New Software, Systems, & Tools

Continuing in the new toy category (one of my perennial favorite themes, no doubt for deep-rooted psychological reasons), I’m pleased to report that Faun now has color on her desktop. The venerable SE/30 has moved to the software-development lab, and she’s using a Mac IIVX that we acquired in trade from Halted Specialties in return for her future work on their Web server. She’s getting a bit busy these days, having also just accepted a part-time job at West Marine in Palo Alto (mostly for nautical hardware education, human contact, and employee discounts).
Faun and I have both been deeply immersed in freshly-sponsored software from Claris: FileMaker Pro 3.0 and MacProject Pro. Both are truly excellent, and represent significant maturation of earlier versions of the products. FileMaker Pro is now fully relational, with much richer graphic tools… and the MacProject software has so many interesting features that I can run the whole management side of this from one application (while also generating very impressive PERT wallpaper that gives visitors the impression that I’m actually in control <chortle>). My Mac wakes up in the morning with Eudora, MacProject, and Word… those usually get me through the day.

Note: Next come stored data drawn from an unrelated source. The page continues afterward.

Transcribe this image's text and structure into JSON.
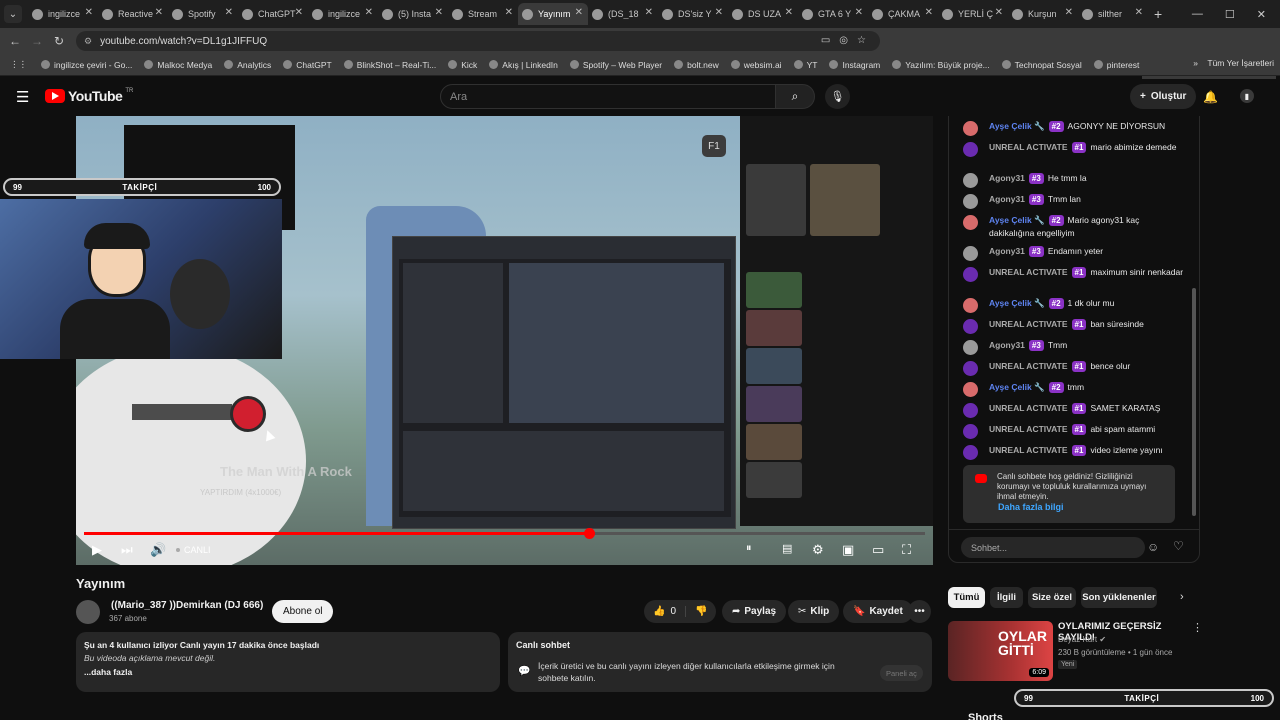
{
  "browser": {
    "tabs": [
      {
        "label": "ingilizce",
        "active": false
      },
      {
        "label": "Reactive",
        "active": false
      },
      {
        "label": "Spotify",
        "active": false
      },
      {
        "label": "ChatGPT",
        "active": false
      },
      {
        "label": "ingilizce",
        "active": false
      },
      {
        "label": "(5) Insta",
        "active": false
      },
      {
        "label": "Stream",
        "active": false
      },
      {
        "label": "Yayınım",
        "active": true
      },
      {
        "label": "(DS_18",
        "active": false
      },
      {
        "label": "DS'siz Y",
        "active": false
      },
      {
        "label": "DS UZA",
        "active": false
      },
      {
        "label": "GTA 6 Y",
        "active": false
      },
      {
        "label": "ÇAKMA",
        "active": false
      },
      {
        "label": "YERLİ Ç",
        "active": false
      },
      {
        "label": "Kurşun",
        "active": false
      },
      {
        "label": "silther",
        "active": false
      }
    ],
    "new_tab": "+",
    "window_controls": {
      "minimize": "—",
      "maximize": "☐",
      "close": "✕"
    },
    "url": "youtube.com/watch?v=DL1g1JIFFUQ",
    "update_label": "Güncellemek için yeniden başlat",
    "bookmarks": [
      "ingilizce çeviri - Go...",
      "Malkoc Medya",
      "Analytics",
      "ChatGPT",
      "BlinkShot – Real-Ti...",
      "Kick",
      "Akış | LinkedIn",
      "Spotify – Web Player",
      "bolt.new",
      "websim.ai",
      "YT",
      "Instagram",
      "Yazılım: Büyük proje...",
      "Technopat Sosyal",
      "pinterest"
    ],
    "bookmarks_more": "»",
    "all_bookmarks": "Tüm Yer İşaretleri"
  },
  "youtube": {
    "logo_text": "YouTube",
    "logo_country": "TR",
    "search_placeholder": "Ara",
    "create_label": "Oluştur",
    "accent": "#ff0000"
  },
  "player": {
    "webcam_follow_left": "99",
    "webcam_follow_label": "TAKİPÇİ",
    "webcam_follow_right": "100",
    "f1_badge": "F1",
    "scene_caption": "The Man With A Rock",
    "scene_sub": "YAPTIRDIM (4x1000€)",
    "live_label": "CANLI",
    "progress": 0.6
  },
  "video": {
    "title": "Yayınım",
    "channel_name": "((Mario_387 ))Demirkan (DJ 666)",
    "subscribers": "367 abone",
    "subscribe_label": "Abone ol",
    "likes": "0",
    "share_label": "Paylaş",
    "clip_label": "Klip",
    "save_label": "Kaydet",
    "description_line1": "Şu an 4 kullanıcı izliyor  Canlı yayın 17 dakika önce başladı",
    "description_line2": "Bu videoda açıklama mevcut değil.",
    "description_more": "...daha fazla"
  },
  "live_chat_card": {
    "title": "Canlı sohbet",
    "body": "İçerik üretici ve bu canlı yayını izleyen diğer kullanıcılarla etkileşime girmek için sohbete katılın.",
    "panel_button": "Paneli aç"
  },
  "chat": {
    "messages": [
      {
        "author": "Ayşe Çelik 🔧",
        "mod": true,
        "rank": "#2",
        "text": "AGONYY NE DİYORSUN",
        "avatar": "#d86b6b"
      },
      {
        "author": "UNREAL ACTIVATE",
        "mod": false,
        "rank": "#1",
        "text": "mario abimize demede",
        "avatar": "#6a2bb0"
      },
      {
        "author": "Agony31",
        "mod": false,
        "rank": "#3",
        "text": "He tmm la",
        "avatar": "#9a9a9a"
      },
      {
        "author": "Agony31",
        "mod": false,
        "rank": "#3",
        "text": "Tmm lan",
        "avatar": "#9a9a9a"
      },
      {
        "author": "Ayşe Çelik 🔧",
        "mod": true,
        "rank": "#2",
        "text": "Mario agony31 kaç dakikalığına engelliyim",
        "avatar": "#d86b6b"
      },
      {
        "author": "Agony31",
        "mod": false,
        "rank": "#3",
        "text": "Endamın yeter",
        "avatar": "#9a9a9a"
      },
      {
        "author": "UNREAL ACTIVATE",
        "mod": false,
        "rank": "#1",
        "text": "maximum sinir nenkadar",
        "avatar": "#6a2bb0"
      },
      {
        "author": "Ayşe Çelik 🔧",
        "mod": true,
        "rank": "#2",
        "text": "1 dk olur mu",
        "avatar": "#d86b6b"
      },
      {
        "author": "UNREAL ACTIVATE",
        "mod": false,
        "rank": "#1",
        "text": "ban süresinde",
        "avatar": "#6a2bb0"
      },
      {
        "author": "Agony31",
        "mod": false,
        "rank": "#3",
        "text": "Tmm",
        "avatar": "#9a9a9a"
      },
      {
        "author": "UNREAL ACTIVATE",
        "mod": false,
        "rank": "#1",
        "text": "bence olur",
        "avatar": "#6a2bb0"
      },
      {
        "author": "Ayşe Çelik 🔧",
        "mod": true,
        "rank": "#2",
        "text": "tmm",
        "avatar": "#d86b6b"
      },
      {
        "author": "UNREAL ACTIVATE",
        "mod": false,
        "rank": "#1",
        "text": "SAMET KARATAŞ",
        "avatar": "#6a2bb0"
      },
      {
        "author": "UNREAL ACTIVATE",
        "mod": false,
        "rank": "#1",
        "text": "abi spam atammi",
        "avatar": "#6a2bb0"
      },
      {
        "author": "UNREAL ACTIVATE",
        "mod": false,
        "rank": "#1",
        "text": "video izleme yayını",
        "avatar": "#6a2bb0"
      }
    ],
    "welcome_text": "Canlı sohbete hoş geldiniz! Gizliliğinizi korumayı ve topluluk kurallarımıza uymayı ihmal etmeyin.",
    "learn_more": "Daha fazla bilgi",
    "input_placeholder": "Sohbet..."
  },
  "related": {
    "chips": [
      "Tümü",
      "İlgili",
      "Size özel",
      "Son yüklenenler"
    ],
    "item": {
      "thumb_text": "OYLAR GİTTİ",
      "duration": "6:09",
      "title": "OYLARIMIZ GEÇERSİZ SAYILDI",
      "channel": "Beyaz Kurt",
      "meta": "230 B görüntüleme • 1 gün önce",
      "badge": "Yeni"
    },
    "follow_left": "99",
    "follow_label": "TAKİPÇİ",
    "follow_right": "100",
    "shorts_heading": "Shorts"
  }
}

From a few months later – glimpse of MacOS workspace in 1996

And when I finally wash off the fiberglass/epoxy and return to civilized pursuits like logic design and schematic capture, it will be with the aid of DesignWorks, which arrived today from Capilano. I used an earlier version of this logic-design tool years ago, and it’s delightful… more on this as we put it to use…

Many thanks to Claris and Capilano for the support!

Finally, I received the automatic tuner kit from LDG Electronics — haven’t started assembly yet, but it looks excellent. This unit ($150) uses a 68HC11 and 16 relays to switch inductors and capacitors into a matching L-network in response to SWR measurements… it will be used on the Microship to tune a backstay sloper (if we have a backstay, which appears to be optional) or a vertical whip antenna for HF ham and marine SSB use.

LDG Tuner

A Tease On The Water

It’s nice, now and then (or more often if possible), to be reminded of why we’re subjecting ourselves to a high-fiberglass diet, 2.7 kilowatts of fluorescents, and a complete paradigm shift with regard to the meaning of “PERT.” I mean, some people spend whole careers like this, but we’ve come here for one purpose: to leave.

The latest teaser took place this past Sunday on Anderson Reservoir (Morgan Hill): our Fulmar and two kayaks, Dave Berkstresser’s two kayaks, and Randy Devol’s TriFoiler. The latter was the real draw — this spaceship of a boat has been clocked in the 40’s, for the moment its biplane rig feels about 12 knots of wind on a reach, it lifts off its hulls and flies on foils. Alas, we didn’t get that much wind Sunday, but the six of us had a grand time paddling, pedaling, sailing, and generally messing about in boats. The reservoir is a pretty good aquatic playground, albeit somewhat jetski- and stinkpotter-infested; it’s about 4 miles long and a half-mile across with an excellent launching ramp and basic facilities. I’m sure we’ll be back… maybe we can report on a flight in the TriFoiler (now a Hobie product, by the way) in one of these postings.

With that, it’s back to ship surgery so we can get out there full time… cheers from the Microship lab!